The commission sent its proposal to the City Council earlier this month, said Alan Levenson of Not Jets Santa Monica, one of the neighborhood groups in West Los Angeles and Santa Monica in the decades-long fight to close SMO to air traffic.
It is “critical,” though, to “rebutting the arguments of those who are claiming that aviation operations at the airport only improve the economy and quality of life in Santa Monica,” the board of Friends of Sunset Park said in emails on Monday to City Council members.
“Time is of the essence in this matter, as the closure dates for the runway are rapidly approaching and this one-time event offers the City a unique opportunity” to document pollution levels, the association’s email said.
As envisioned by the commission, the analysis would start before the runway is shortened.
A consent decree reached by the City Council and the Federal Aviation Administration (FAA) in January shutters SMO by December 31 of 2028 ("City, FAA Agree to Close Santa Monica Airport in 2028," January 28, 2017).
But neighborhood groups in Santa Monica and West Los Angeles are concerned about the aeronautics industry’s fight -- including in court -- to keep the airport open as is ("Pro-Santa Monica Airport Aviation Group Finds Encouraging News in Court of Appeals Rejection," May 10, 2017).
The decree also allows the reduction of SMO’s runway in the interim, which is expected to slash operations by jets and thus reduce related pollution.
Work on the runway starts this fall, and will reduce its length from 4,973 feet to 3,500 feet ("Santa Monica City Council Approves Contract to Shorten Municipal Airport Runway," August 10, 2017).

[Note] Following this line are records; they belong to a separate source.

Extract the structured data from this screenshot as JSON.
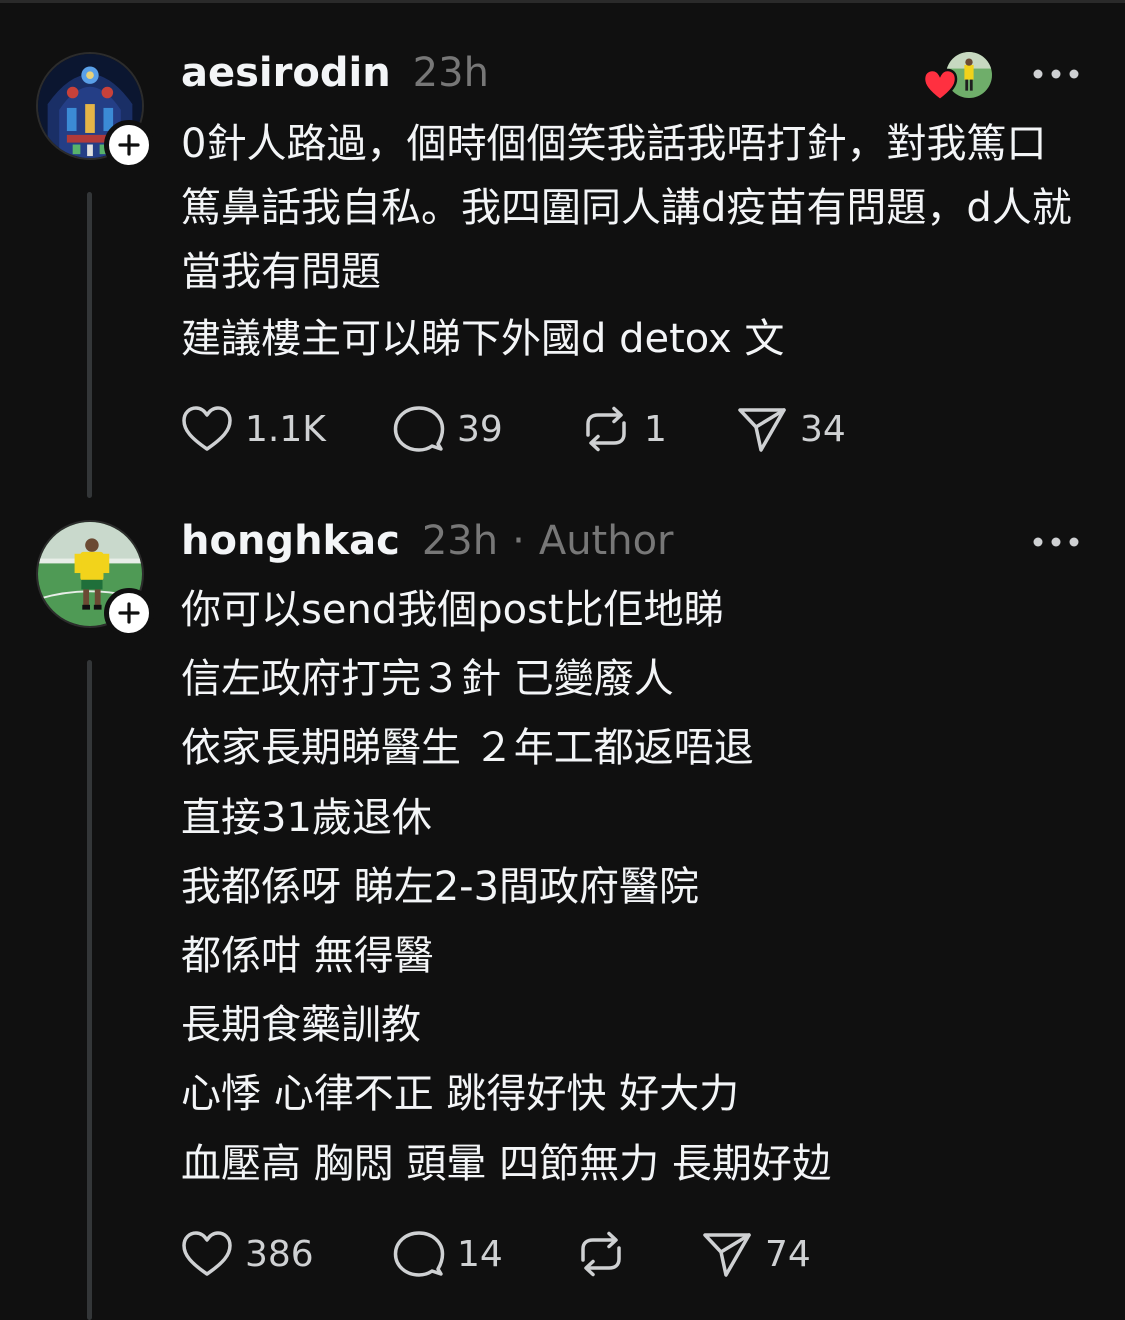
{
  "theme": {
    "background": "#101010",
    "text": "#f3f5f7",
    "muted": "#777777",
    "heart": "#ff3040"
  },
  "posts": [
    {
      "username": "aesirodin",
      "time": "23h",
      "avatar_icon": "stained-glass-avatar",
      "follow_icon": "plus-icon",
      "has_liker": true,
      "liker_icon": "heart-icon",
      "paragraphs": [
        "0針人路過，個時個個笑我話我唔打針，對我篤口篤鼻話我自私。我四圍同人講d疫苗有問題，d人就當我有問題",
        "建議樓主可以睇下外國d detox 文"
      ],
      "stats": {
        "likes": "1.1K",
        "replies": "39",
        "reposts": "1",
        "shares": "34"
      }
    },
    {
      "username": "honghkac",
      "time": "23h",
      "separator": "·",
      "author_tag": "Author",
      "avatar_icon": "soccer-player-avatar",
      "follow_icon": "plus-icon",
      "lines": [
        "你可以send我個post比佢地睇",
        "信左政府打完３針 已變廢人",
        "依家長期睇醫生 ２年工都返唔退",
        "直接31歲退休",
        "我都係呀 睇左2-3間政府醫院",
        "都係咁 無得醫",
        "長期食藥訓教",
        "心悸 心律不正 跳得好快 好大力",
        "血壓高 胸悶 頭暈 四節無力 長期好攰"
      ],
      "stats": {
        "likes": "386",
        "replies": "14",
        "reposts": "",
        "shares": "74"
      }
    }
  ]
}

Supporters said the runway work provides the advantage of a “natural experiment” in which the airport is closed for several days, allowing measurements of pollutants before, during and after closure, when operations resume.
In shortening the runway, the takeoff area moves by about 230 meters, Paulson said in her proposal to the council.
Under the proposal, the measurements would be conducted over approximately six weeks and would take place in three phases -- before, during and after the closure, she said.
The goal is to assess “real-world emissions of pollutants, including ultrafine particles and black carbon" for "business jets and other aircraft using Santa Monica airport.”
Council member Sue Himmelrich voiced support for conducting the study, saying it would provide the City with baseline, since the study would include the period when SMO was closed.
The study would “allow us to know the true air quality impact of the planes flying in and out of the airport,” she said.
An issue has been whether Paulson would conduct the study. Himmelrich said it would be “best that it not be performed by a current airport commissioner.”
Estimated cost to the City for the study is about $100,000, Levenson said.